Graffiti For Cities?
Late last year, 5Pointz a graffiti hotspot in Queens, New York, was whitewashed, erasing years of graffiti by artists from all over the world. Since the ‘90s, street artists have been allowed to spray paint the walls of the warehouse in Long Island City, and the work that appears has long been curated by the graffiti artist Meres, whose goal was to turn the industrial space into a graffiti museum. More recently, the building’s owner, Jerry Wolkoff, forged ahead with plans to tear the warehouse down and turn the property into high-rise apartment buildings, starting by painting over the existing graffiti.
“It’s a little surprising, in this day and age, in this city, that the property owner there didn’t recognize the cultural value—that kind of implies economic value—in something as famous and hip as 5Pointz,” sociologist Gordon Douglas told Co.Design. Despite its bad rap as a sign of disorder—and criminal status—graffiti has become more than just a public nuisance. In some cases, it can be a positive economic force for a city.
“A huge amount of social science throws [graffiti] into a camp of being a sign of crime and disorder,” Douglas, a Ph.D. candidate at the University of Chicago, says. “The truth is, at this point, some graffiti and street art are arguably contributing to gentrification and contributing to increases in the appeal of certain neighborhoods.”
In SoHo, Baruch College sociologist Gregory Snyder writes in his book Graffiti Lives, “residents, tourists, and high-end boutiques, co-exist with graffiti vandalism in a relatively symbiotic fashion.” Snyder compared rates of graffiti and violent crime in different neighborhoods in New York City, and found higher concentrations of graffiti in places like SoHo, which have fairly low rates of violent crime. The heavily tagged neighborhood “attracts the type of urban ‘cool’ consumer that marketers call ‘taste makers’ and that advertisers and retailers so desperately want to reach,” he writes.
Graffiti-hunting has become a sort of tourism. People visit East London or New York’s Lower East Side and Williamsburg or, formerly, 5Pointz, just to see some of the graffiti there. “Some scholars have questioned whether we should consider graffiti criminal damage if in fact, it’s a Banksy piece that’s worth $100,000—if you can somehow get it off the wall,” Douglas says.
Economist Elizabeth Currid-Halkett, an associate professor at the University of Southern California, says there’s a strong relationship between the cultural activity of a city—which graffiti is a part of—and its economy. “When you see graffiti, it’s really a sign of many more interesting creative things going on,” she told Co.Design. Cities that have more graffiti tend to be cultural and artistic hubs.
And street art tends to give people who don’t have the resources to launch a more traditional art career a shot. “Historically, graffiti artists were kids from poor neighborhoods, working class families, who didn’t have resources, and the city became their canvas,” Currid-Halkett explains. “I think that that’s an important part of the ecology of a city… It allows people who don’t have much to make it.”

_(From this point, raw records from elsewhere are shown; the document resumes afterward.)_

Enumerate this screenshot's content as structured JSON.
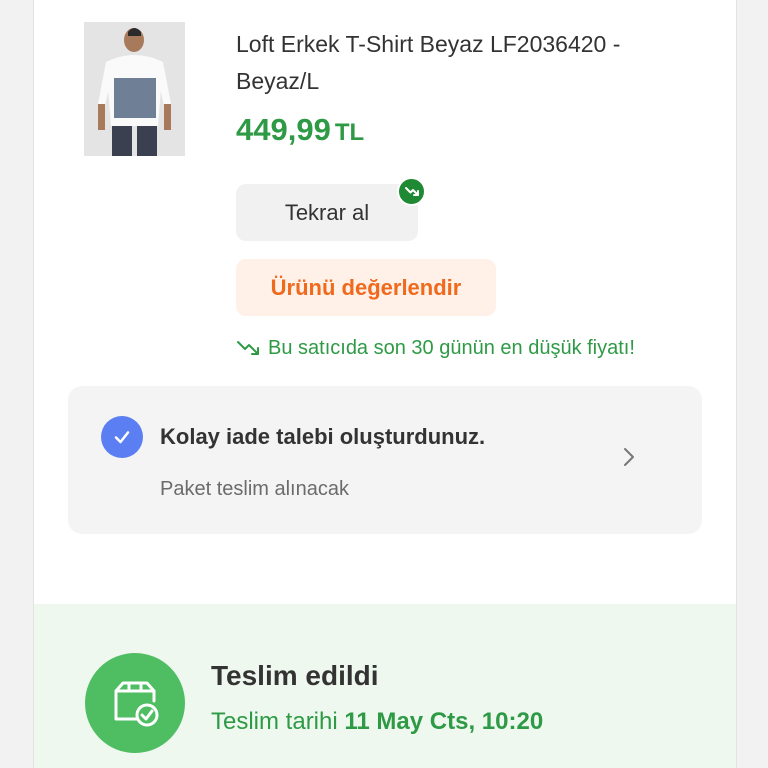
{
  "product": {
    "image_icon": "tshirt-model-photo",
    "title": "Loft Erkek T-Shirt Beyaz LF2036420 - Beyaz/L",
    "price": "449,99",
    "currency": "TL"
  },
  "actions": {
    "rebuy_label": "Tekrar al",
    "rebuy_badge_icon": "price-down-icon",
    "rate_label": "Ürünü değerlendir"
  },
  "price_note": {
    "icon": "trend-down-icon",
    "text": "Bu satıcıda son 30 günün en düşük fiyatı!"
  },
  "return_request": {
    "icon": "check-icon",
    "title": "Kolay iade talebi oluşturdunuz.",
    "subtitle": "Paket teslim alınacak",
    "chevron_icon": "chevron-right-icon"
  },
  "delivery": {
    "icon": "package-delivered-icon",
    "title": "Teslim edildi",
    "date_label": "Teslim tarihi",
    "date_value": "11 May Cts, 10:20"
  },
  "colors": {
    "green": "#2e9a45",
    "orange": "#f06a1e",
    "blue": "#5b7ff2",
    "delivery_bg": "#eef8ef"
  }
}
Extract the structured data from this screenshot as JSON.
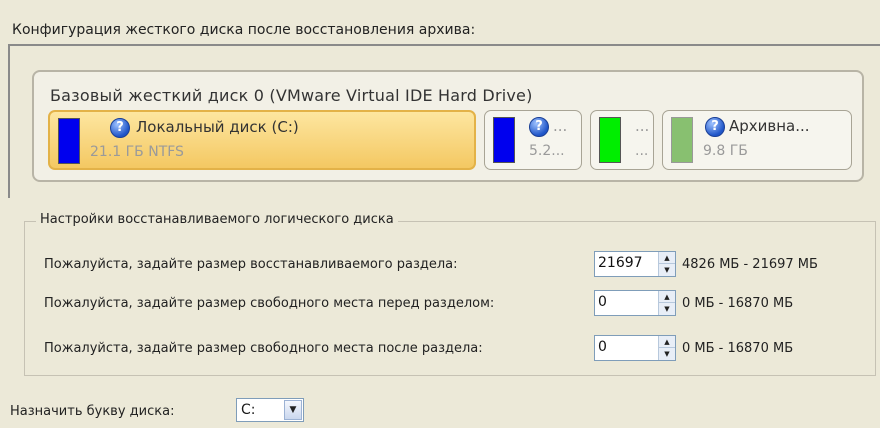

With the exception of “legal walls,” where street artists are allowed to tag, spray painting someone else’s property is still a crime, though, and Douglas warns that not all graffiti is a force for good. “In many cases,” he says, graffiti “is still associated with gang activity.”
Preliminary data from Place Pulse, an MIT project that functions as kind of a “hot or not” for cities, allowing people to compare pictures of urban neighborhoods and rate whether they seem safe, wealthy, lively, etc., suggests that people don’t see all graffiti as equal. “We did some preliminary studies in this topic, and have suggestive, but not conclusive evidence that street art has a positive effect on how unique a cityscape looks,” Cesar Hidalgo, a professor at the MIT Media Lab, wrote me in an email. However, “graffiti tags are associated with a decline in the perception of safety and class of a place,” he notes.
The Australian city of Melbourne, which boasts of its “internationally renowned” street art, used similar research findings when deciding to allow larger street art, but not tags. A city website notes that “most people do not like graffiti ‘tagging’ (person writing their graffiti name or ‘tag’ on a wall with marker or paint). However, many people appreciate ‘street art’ such as larger, more artistic pieces, or murals placed in appropriate locations with the required permission.”
Despite the differences in how people perceive a mural on a wall versus a a name tagged on a mailbox, the two are essentially inseparable, Currid-Halkett says. “You don’t have one without the other,” she says. “They’re both big components of graffiti subculture.”
And that unique look that street art provides a neighborhood really sells. As Douglas puts it, “if a piece is really beautiful and wheat-pasted, that doesn’t mean the property owner wants it on their wall, but it probably isn’t a provocation of greater disorder or a gang sign. It’s more likely an indication that young, hip, middle-class people are going to want to drink beer nearby.”